Tiga bulan yang lalu
Eric meninggalkan secarik kertas ini. Ia belajar menulis setiap hari selama
bertahun-tahun hanya untuk menulis ini untukmu..”
Saya pun membaca
tulisan dikertas itu...
“Mama, mengapa Mama
tidak pernah kembali lagi...? Mama... marah sama Eric ya?Mam, biarlah Eric yang
pergi saja, tapi Mama harus berjanji kalau Mama tidak akan marah lagi sama
Eric. Bye, Mam...”
Saya menjerit histeris
mmebaca surat itu. “Bu, tolong katakan.. katakan di mana dia sekarang? Saya
erjanji akan menyayanginya! Saya tidak akan meninggalkannya lagi, Bu! Tolong
katakan!!”
Brad memeluk tubuh saya
yang bergetar keras.
“Nyonya , semua sudah
terlambat. Kemarin, Eric telah meninggal dunia.

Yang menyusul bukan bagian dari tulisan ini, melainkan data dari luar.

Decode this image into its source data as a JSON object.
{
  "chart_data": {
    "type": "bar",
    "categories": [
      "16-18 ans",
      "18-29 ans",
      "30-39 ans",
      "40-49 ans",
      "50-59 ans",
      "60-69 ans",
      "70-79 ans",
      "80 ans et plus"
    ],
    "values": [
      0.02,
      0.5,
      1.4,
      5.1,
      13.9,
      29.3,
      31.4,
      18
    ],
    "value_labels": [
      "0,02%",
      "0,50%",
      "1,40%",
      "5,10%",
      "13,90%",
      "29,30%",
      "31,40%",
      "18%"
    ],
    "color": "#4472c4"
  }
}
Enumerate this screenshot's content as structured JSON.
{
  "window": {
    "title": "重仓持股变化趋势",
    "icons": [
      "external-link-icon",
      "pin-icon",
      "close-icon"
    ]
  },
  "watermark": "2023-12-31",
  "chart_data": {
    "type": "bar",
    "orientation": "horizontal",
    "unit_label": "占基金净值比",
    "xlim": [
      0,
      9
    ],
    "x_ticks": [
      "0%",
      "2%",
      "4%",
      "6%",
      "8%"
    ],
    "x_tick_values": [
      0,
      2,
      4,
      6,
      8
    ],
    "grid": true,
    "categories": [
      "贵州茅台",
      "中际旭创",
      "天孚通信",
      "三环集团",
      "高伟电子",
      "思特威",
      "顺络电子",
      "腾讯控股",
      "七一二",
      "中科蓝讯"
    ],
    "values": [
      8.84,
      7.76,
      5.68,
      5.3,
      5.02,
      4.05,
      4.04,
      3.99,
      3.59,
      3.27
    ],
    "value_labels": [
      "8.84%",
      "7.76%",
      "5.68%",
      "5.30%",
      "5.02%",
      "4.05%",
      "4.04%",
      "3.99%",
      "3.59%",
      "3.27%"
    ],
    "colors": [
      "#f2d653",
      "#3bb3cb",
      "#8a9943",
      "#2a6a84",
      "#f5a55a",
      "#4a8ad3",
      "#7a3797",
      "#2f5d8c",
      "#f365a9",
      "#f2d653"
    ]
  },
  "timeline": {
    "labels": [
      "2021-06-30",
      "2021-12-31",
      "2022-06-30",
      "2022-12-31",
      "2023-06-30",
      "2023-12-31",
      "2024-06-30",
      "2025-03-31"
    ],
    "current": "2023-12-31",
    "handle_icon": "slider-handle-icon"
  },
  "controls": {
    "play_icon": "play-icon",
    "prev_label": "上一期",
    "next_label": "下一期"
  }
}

Ia meninggal dibelakang gubuk
ini. Tubuhnya sangat kurus, ia sangat lemah. Hanya demi menunggumu ia rela
bertahan di belakang gubuk ini tanpa ia berani masuk ke dalamnya. Ia takut
apabila Mama-nya datang, Mama-nya akan pergi lagi bila melihatnya ada didalam
sana. Ia hanya berharap dapat melihat mama-nya dari belakang gubuk ini,
meskipun huja deras, dengan kondisinya yang lemah ia terus bersikeras menunggu
Nyonya disana. Nyonya, dosa anada tidak terampuni.